If you’ve worked in software development for any length of time, you’ve likely heard the term technical debt. Technical debt is a phrase originally coined by software developers to highlight the long-term impact of short-term technical decisions on an organisation’s architecture.
While technical debt may sound similar to financial debt, if you accrue technical debt it can lead to major headaches down the road for your IT department, software project, or product team. In this article, we’ll dive into what technical debt is, why it matters, and how to identify and manage it effectively.
What Exactly is Technical Debt? + Definition of Technical Debt
Before we get into the detail, let’s start with a definition to understand what exactly is technical debt:
Technical debt is the cost of speeding up your software development process, with bugs, fixes, and workaround solutions adding up to create operational IT issues over time. Put simply, it’s the debt the organisation builds when choosing an easy solution in the short term rather than building a comprehensive solution for the long term.

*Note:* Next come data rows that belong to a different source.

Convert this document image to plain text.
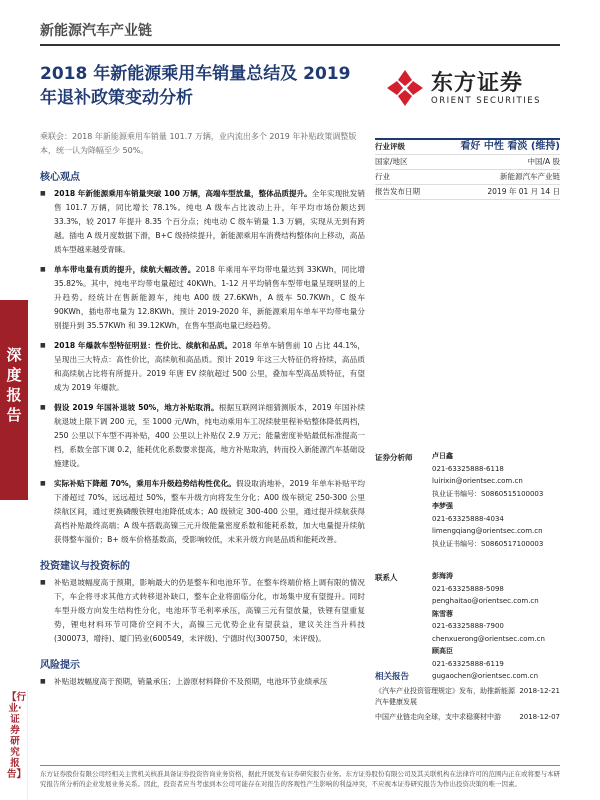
新能源汽车产业链
2018 年新能源乘用车销量总结及 2019 年退补政策变动分析
东方证券
ORIENT SECURITIES
深度报告
【行业·证券研究报告】
乘联会：2018 年新能源乘用车销量 101.7 万辆，业内流出多个 2019 年补贴政策调整版本，统一认为降幅至少 50%。
核心观点
■ 2018 年新能源乘用车销量突破 100 万辆，高端车型放量，整体品质提升。全年实现批发销售 101.7 万辆，同比增长 78.1%。纯电 A 级车占比波动上升，年平均市场份额达到 33.3%，较 2017 年提升 8.35 个百分点；纯电动 C 级车销量 1.3 万辆，实现从无到有跨越。插电 A 级月度数据下滑，B+C 级持续提升，新能源乘用车消费结构整体向上移动，高品质车型越来越受青睐。
■ 单车带电量有质的提升，续航大幅改善。2018 年乘用车平均带电量达到 33KWh，同比增 35.82%。其中，纯电平均带电量超过 40KWh。1-12 月平均销售车型带电量呈现明显的上升趋势。经统计在售新能源车，纯电 A00 级 27.6KWh，A 级车 50.7KWh，C 级车 90KWh，插电带电量为 12.8KWh。预计 2019-2020 年，新能源乘用车单车平均带电量分别提升到 35.57KWh 和 39.12KWh，在售车型高电量已经趋势。
■ 2018 年爆款车型特征明显：性价比、续航和品质。2018 年单车销售前 10 占比 44.1%，呈现出三大特点：高性价比，高续航和高品质。预计 2019 年这三大特征仍将持续，高品质和高续航占比将有所提升。2019 年唐 EV 续航超过 500 公里，叠加车型高品质特征，有望成为 2019 年爆款。
■ 假设 2019 年国补退坡 50%，地方补贴取消。根据互联网详细猜测版本，2019 年国补续航退坡上限下调 200 元，至 1000 元/Wh，纯电动乘用车工况续驶里程补贴整体降低两档，250 公里以下车型不再补贴，400 公里以上补贴仅 2.9 万元；能量密度补贴最低标准提高一档，系数全部下调 0.2，能耗优化系数要求提高，地方补贴取消，转而投入新能源汽车基础设施建设。
■ 实际补贴下降超 70%，乘用车升级趋势结构性优化。假设取消地补，2019 年单车补贴平均下滑超过 70%，远远超过 50%，整车升级方向将发生分化；A00 级车锁定 250-300 公里续航区间，通过更换磷酸铁锂电池降低成本；A0 级锁定 300-400 公里，通过提升续航获得高档补贴最终高端；A 级车搭载高镍三元升级能量密度系数和能耗系数，加大电量提升续航获得整车溢价；B+ 级车价格基数高，受影响较低，未来升级方向是品质和能耗改善。
投资建议与投资标的
■ 补贴退坡幅度高于预期，影响最大的仍是整车和电池环节。在整车终端价格上调有限的情况下，车企将寻求其他方式转移退补缺口，整车企业将面临分化，市场集中度有望提升。同时车型升级方向发生结构性分化，电池环节毛利率承压，高镍三元有望放量，铁锂有望重复势，锂电材料环节可降价空间不大，高镍三元优势企业有望获益，建议关注当升科技(300073，增持)、厦门钨业(600549，未评级)、宁德时代(300750，未评级)。
风险提示
■ 补贴退坡幅度高于预期，销量承压；上游原材料降价不及预期，电池环节业绩承压
行业评级	看好 中性 看淡 (维持)
国家/地区	中国/A 股
行业	新能源汽车产业链
报告发布日期	2019 年 01 月 14 日
证券分析师	卢日鑫
021-63325888-6118
luirixin@orientsec.com.cn
执业证书编号：S0860515100003
李梦强
021-63325888-4034
limengqiang@orientsec.com.cn
执业证书编号：S0860517100003
联系人	彭海涛
021-63325888-5098
penghaitao@orientsec.com.cn
陈雪蓉
021-63325888-7900
chenxuerong@orientsec.com.cn
顾高臣
021-63325888-6119
gugaochen@orientsec.com.cn
相关报告
《汽车产业投资管理规定》发布，助推新能源汽车健康发展
2018-12-21
中国产业链走向全球，支中求稳赛材中游	2018-12-07
东方证券股份有限公司经相关主管机关核准具备证券投资咨询业务资格，据此开展发布证券研究报告业务。东方证券股份有限公司及其关联机构在法律许可的范围内正在或将要与本研究报告所分析的企业发展业务关系。因此，投资者应当考虑到本公司可能存在对报告的客观性产生影响的利益冲突，不应视本证券研究报告为作出投资决策的唯一因素。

Just like financial debt, as you add more technical debt to your architecture, the impact compounds over time, leaving you at risk of a complete failure in your IT network or critical applications.
But no organisation is without debt. Debt occurs naturally as technology advances, with legacy code, unsupported systems, and new features meaning organisations are always carrying a certain level of debt. The trick though is to manage technical debt effectively to stay ahead of future catastrophes.
Also read:
What is The Risk of Tech Debt, And Why is it Important?
If your level of technical debt gets too high, it’ll start to have a negative impact on your business. It’ll also impact future projects, reducing their long-term viability, scalability, and maintainability.
To bring this to life, here are some of the key risks and negatives of too much technical debt.
- Decreased software quality: Quick fixes and workarounds tend to create bugs, vulnerabilities, and poor-quality code that degrades over time. This will reduce the speed of your software and cause slow down.
- Reduced development speed: Trying to build on an unsteady foundation makes everyone’s job harder. Unmaintained, tangled code slows down future feature development and makes changes riskier, reducing the effectiveness of your agile development and scrum teams.
- Increased costs: If you continue to take on technical debt, eventually, you’ll be forced into rewrites or be required to invest in creating a whole new code-base from scratch. Both of these options are expensive, incurring extra cost and taking the time of valuable resources.
- Competitive disadvantage: If your software products begin slowing down, not only will they fail to meet business needs, but they’ll put you at a disadvantage in the market. If this continues for a period of time, it won’t be long until the company’s bottom line suffers!
- Developer frustration: As a software developer, you want to be working on innovative and exciting projects. If instead teams must spend their time unpicking technical debt, there’s a chance they’ll get demoralized and may look for a new job elsewhere.
Over time, technical debt acts becomes a heavier and heavier ball around the ankle of your organization, slowing everything down and making it harder to more forward.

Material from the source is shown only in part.